In September 2019, Milton was in the hospital for back pain. It was Sunday. He was on his iPad, getting ready for the live-stream service of his church in Dumfries, Virginia – his “bedside Baptist,” he jokes. “I just heard this crunch, just from the base of my neck up into my head. I’m just holding my neck, like you’re doing sit-ups.” He wrapped a rolled-up towel around his neck, “made my own neck brace.” A CT scan later revealed a fractured C2 vertebrae. “The cancer is in my neck, back, shoulders, hips, thighs, and my ribs.”
Milton says he got mad. This happened while he was just sitting there! “I didn’t question God, anything like that. I was just mad.” Shawni was crying, but she told him, “It’s going to be okay. She saved her tears for later, and she wiped my tears away. For four years, we’ve been fighting this.”
Milton hopes to take part in a clinical trial. He went through a painful bone marrow biopsy to be eligible for a radionuclide trial, but “they only needed 800 people,” and 1,000 applied. Milton didn’t get in. He is being treated with radium-223, which treats the cancer in his bones. “Everywhere the cancer is or has been, it causes so much pain. But I can’t complain too much. I keep pushing through.”
Their faith – in God, and in each other – keeps them going. “It’s crazy to say this,” says Milton, “but for things to be so bad, it also turned out to be so good, because there are so many things that I guess people take for granted. So many things I’ve learned about myself, so many things I’ve learned about my faith in God.” He refers to the parable of the mustard seed in the Bible. “A mustard seed is pretty small, not much bigger than a grain of salt. Just believe this much, God is saying.

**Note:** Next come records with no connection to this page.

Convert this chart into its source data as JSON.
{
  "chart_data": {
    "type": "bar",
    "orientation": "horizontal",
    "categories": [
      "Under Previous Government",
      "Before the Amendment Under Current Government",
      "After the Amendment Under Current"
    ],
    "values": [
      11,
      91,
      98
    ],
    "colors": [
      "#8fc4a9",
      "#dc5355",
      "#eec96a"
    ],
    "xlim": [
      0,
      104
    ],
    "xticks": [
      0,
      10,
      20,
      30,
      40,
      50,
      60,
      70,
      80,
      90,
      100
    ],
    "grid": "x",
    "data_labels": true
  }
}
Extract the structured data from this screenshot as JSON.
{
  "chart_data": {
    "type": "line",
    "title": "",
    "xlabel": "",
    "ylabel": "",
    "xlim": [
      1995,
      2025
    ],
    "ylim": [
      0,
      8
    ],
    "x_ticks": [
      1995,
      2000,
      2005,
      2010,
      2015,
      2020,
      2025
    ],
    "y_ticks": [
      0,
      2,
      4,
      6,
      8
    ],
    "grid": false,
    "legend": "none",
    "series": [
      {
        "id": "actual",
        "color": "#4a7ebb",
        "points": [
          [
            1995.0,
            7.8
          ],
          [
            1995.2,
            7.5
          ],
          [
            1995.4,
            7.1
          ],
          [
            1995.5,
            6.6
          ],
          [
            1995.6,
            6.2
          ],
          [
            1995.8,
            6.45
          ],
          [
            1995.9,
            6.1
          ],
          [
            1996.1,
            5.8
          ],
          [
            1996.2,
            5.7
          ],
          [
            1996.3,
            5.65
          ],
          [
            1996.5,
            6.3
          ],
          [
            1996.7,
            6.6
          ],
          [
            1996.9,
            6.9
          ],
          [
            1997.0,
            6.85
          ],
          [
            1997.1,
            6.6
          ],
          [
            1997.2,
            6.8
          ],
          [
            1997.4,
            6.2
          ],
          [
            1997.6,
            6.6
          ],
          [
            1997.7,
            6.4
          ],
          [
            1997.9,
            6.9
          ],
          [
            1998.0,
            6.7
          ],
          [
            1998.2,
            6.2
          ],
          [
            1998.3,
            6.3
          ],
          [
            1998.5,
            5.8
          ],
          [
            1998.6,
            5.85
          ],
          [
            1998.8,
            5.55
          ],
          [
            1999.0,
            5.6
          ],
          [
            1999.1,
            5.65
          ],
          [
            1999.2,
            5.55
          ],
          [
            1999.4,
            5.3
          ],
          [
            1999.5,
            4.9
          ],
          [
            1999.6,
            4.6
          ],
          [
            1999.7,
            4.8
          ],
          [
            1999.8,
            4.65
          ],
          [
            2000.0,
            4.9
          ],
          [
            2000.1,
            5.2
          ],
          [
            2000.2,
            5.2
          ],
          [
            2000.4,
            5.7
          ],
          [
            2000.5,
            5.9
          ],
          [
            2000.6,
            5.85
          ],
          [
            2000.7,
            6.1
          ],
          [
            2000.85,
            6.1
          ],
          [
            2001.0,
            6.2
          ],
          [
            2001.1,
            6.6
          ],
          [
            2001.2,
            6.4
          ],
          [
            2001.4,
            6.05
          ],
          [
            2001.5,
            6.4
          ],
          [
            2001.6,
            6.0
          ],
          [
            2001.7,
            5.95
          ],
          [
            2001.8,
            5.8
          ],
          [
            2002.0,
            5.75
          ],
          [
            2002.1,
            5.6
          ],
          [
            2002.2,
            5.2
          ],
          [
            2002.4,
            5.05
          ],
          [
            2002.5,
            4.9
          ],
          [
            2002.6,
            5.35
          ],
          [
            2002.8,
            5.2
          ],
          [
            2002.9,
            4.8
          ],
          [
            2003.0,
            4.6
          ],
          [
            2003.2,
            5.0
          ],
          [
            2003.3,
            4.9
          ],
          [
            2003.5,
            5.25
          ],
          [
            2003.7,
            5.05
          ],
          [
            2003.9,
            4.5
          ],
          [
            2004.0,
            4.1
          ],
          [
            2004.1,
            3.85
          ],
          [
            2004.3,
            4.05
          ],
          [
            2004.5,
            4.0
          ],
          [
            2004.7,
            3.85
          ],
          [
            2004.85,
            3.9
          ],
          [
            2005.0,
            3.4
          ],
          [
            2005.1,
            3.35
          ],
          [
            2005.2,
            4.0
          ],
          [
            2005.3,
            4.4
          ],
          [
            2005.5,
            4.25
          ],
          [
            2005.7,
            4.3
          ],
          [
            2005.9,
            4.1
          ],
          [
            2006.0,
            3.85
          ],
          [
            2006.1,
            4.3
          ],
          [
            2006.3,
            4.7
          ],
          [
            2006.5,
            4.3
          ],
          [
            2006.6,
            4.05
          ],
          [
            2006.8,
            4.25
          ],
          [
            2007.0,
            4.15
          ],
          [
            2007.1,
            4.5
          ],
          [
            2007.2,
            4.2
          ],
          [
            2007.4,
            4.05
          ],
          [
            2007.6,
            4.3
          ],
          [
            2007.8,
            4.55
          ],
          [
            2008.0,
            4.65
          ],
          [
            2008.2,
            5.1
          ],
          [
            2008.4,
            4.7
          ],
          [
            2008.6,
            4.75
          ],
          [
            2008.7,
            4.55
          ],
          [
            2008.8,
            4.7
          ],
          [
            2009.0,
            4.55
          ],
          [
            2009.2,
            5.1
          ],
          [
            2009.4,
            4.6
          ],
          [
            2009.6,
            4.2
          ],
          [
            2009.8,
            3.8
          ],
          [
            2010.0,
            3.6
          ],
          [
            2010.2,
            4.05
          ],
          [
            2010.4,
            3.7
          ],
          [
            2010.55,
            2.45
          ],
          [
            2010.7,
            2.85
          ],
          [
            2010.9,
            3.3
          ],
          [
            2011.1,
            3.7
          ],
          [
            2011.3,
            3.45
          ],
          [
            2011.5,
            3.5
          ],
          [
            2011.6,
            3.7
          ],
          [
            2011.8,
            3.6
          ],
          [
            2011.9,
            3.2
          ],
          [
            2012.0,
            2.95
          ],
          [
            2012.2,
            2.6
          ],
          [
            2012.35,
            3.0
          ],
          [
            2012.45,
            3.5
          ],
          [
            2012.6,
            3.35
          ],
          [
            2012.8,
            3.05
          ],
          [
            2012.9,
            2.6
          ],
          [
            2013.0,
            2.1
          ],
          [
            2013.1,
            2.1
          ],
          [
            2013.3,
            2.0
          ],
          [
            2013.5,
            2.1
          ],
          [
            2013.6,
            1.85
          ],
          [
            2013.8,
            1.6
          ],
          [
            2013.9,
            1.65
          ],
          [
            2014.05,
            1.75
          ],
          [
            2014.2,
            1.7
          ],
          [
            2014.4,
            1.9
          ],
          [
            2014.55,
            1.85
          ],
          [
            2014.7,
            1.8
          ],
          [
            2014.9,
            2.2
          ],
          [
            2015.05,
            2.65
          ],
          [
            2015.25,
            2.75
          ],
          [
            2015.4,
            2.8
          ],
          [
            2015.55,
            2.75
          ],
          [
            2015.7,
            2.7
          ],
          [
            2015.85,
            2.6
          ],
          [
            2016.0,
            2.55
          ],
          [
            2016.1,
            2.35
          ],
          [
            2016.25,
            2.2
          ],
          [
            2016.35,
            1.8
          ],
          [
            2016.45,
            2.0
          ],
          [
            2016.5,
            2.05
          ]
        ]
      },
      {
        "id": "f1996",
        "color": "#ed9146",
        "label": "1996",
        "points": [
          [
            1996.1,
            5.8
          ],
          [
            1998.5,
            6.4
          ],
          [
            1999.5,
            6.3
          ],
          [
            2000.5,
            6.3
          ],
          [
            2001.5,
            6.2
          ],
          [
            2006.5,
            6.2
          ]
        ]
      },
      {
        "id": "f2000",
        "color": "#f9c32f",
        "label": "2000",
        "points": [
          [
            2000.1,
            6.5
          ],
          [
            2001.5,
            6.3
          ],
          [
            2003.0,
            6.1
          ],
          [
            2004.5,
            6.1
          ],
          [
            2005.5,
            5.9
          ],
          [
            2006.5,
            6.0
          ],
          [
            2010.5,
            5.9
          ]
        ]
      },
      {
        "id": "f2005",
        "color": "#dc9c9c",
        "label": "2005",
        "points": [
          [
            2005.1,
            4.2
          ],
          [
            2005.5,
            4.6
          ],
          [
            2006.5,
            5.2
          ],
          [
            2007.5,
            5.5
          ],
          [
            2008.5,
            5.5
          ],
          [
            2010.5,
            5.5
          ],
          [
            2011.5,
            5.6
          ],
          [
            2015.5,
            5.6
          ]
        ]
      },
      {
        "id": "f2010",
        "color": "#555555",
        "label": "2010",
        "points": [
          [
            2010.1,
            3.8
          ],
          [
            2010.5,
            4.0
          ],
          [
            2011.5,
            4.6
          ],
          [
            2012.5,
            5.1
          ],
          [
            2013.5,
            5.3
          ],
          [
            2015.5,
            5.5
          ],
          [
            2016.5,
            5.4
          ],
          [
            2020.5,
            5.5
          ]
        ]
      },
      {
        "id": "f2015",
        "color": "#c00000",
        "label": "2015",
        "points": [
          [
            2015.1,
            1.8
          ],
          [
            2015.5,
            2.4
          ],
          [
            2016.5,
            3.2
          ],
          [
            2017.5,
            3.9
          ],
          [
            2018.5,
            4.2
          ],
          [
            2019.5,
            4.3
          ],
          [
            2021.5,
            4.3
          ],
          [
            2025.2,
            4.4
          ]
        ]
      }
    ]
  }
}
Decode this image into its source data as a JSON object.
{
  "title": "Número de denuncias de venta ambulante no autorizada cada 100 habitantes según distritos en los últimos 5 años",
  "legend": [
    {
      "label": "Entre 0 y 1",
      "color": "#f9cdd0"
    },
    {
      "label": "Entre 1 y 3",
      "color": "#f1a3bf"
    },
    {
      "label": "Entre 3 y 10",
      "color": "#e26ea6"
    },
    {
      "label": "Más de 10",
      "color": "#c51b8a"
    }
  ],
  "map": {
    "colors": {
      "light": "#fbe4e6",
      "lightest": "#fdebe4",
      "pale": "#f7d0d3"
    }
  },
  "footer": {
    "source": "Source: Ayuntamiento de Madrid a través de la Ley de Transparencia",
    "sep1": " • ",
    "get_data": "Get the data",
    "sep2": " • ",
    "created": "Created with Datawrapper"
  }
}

“We stop and remind ourselves where we’re at, and what we’ve been through,” how glad they are that they found each other again. “Sometimes we forget how lucky we are, and we remind each other how blessed we are, how grateful we are that God has given us this challenge. He says all you’ve got to do is just believe. Live right. Treat people right. I just need you to take care of these things right here, and I’ll take care of the rest. Everything’s going to be okay. We just keep pushing.”
Note: Less than a year after I wrote this story, Milton entered hospice care. Shawni said at the time, “I feel like my heart is slowly being torn to pieces.” A few weeks later, he died of prostate cancer, and those of us at PCF who had been fortunate enough to get to know them, and who had been praying for them and trying so hard to find a clinical trial or something that might help Milton felt torn to pieces, too.
In addition to the book, I have written about this story and much more about prostate cancer on the Prostate Cancer Foundation’s website, pcf.org. The stories I’ve written are under the categories, “Understanding Prostate Cancer,” and “For Patients.” As Patrick Walsh and I have said for years in our books, Knowledge is power: Saving your life may start with you going to the doctor, and knowing the right questions to ask. I hope all men will put prostate cancer on their radar. Get a baseline PSA blood test in your early 40s, and if you are of African descent, or if cancer and/or prostate cancer runs in your family, you need to be screened regularly for the disease. Many doctors don’t do this, so it’s up to you to ask for it.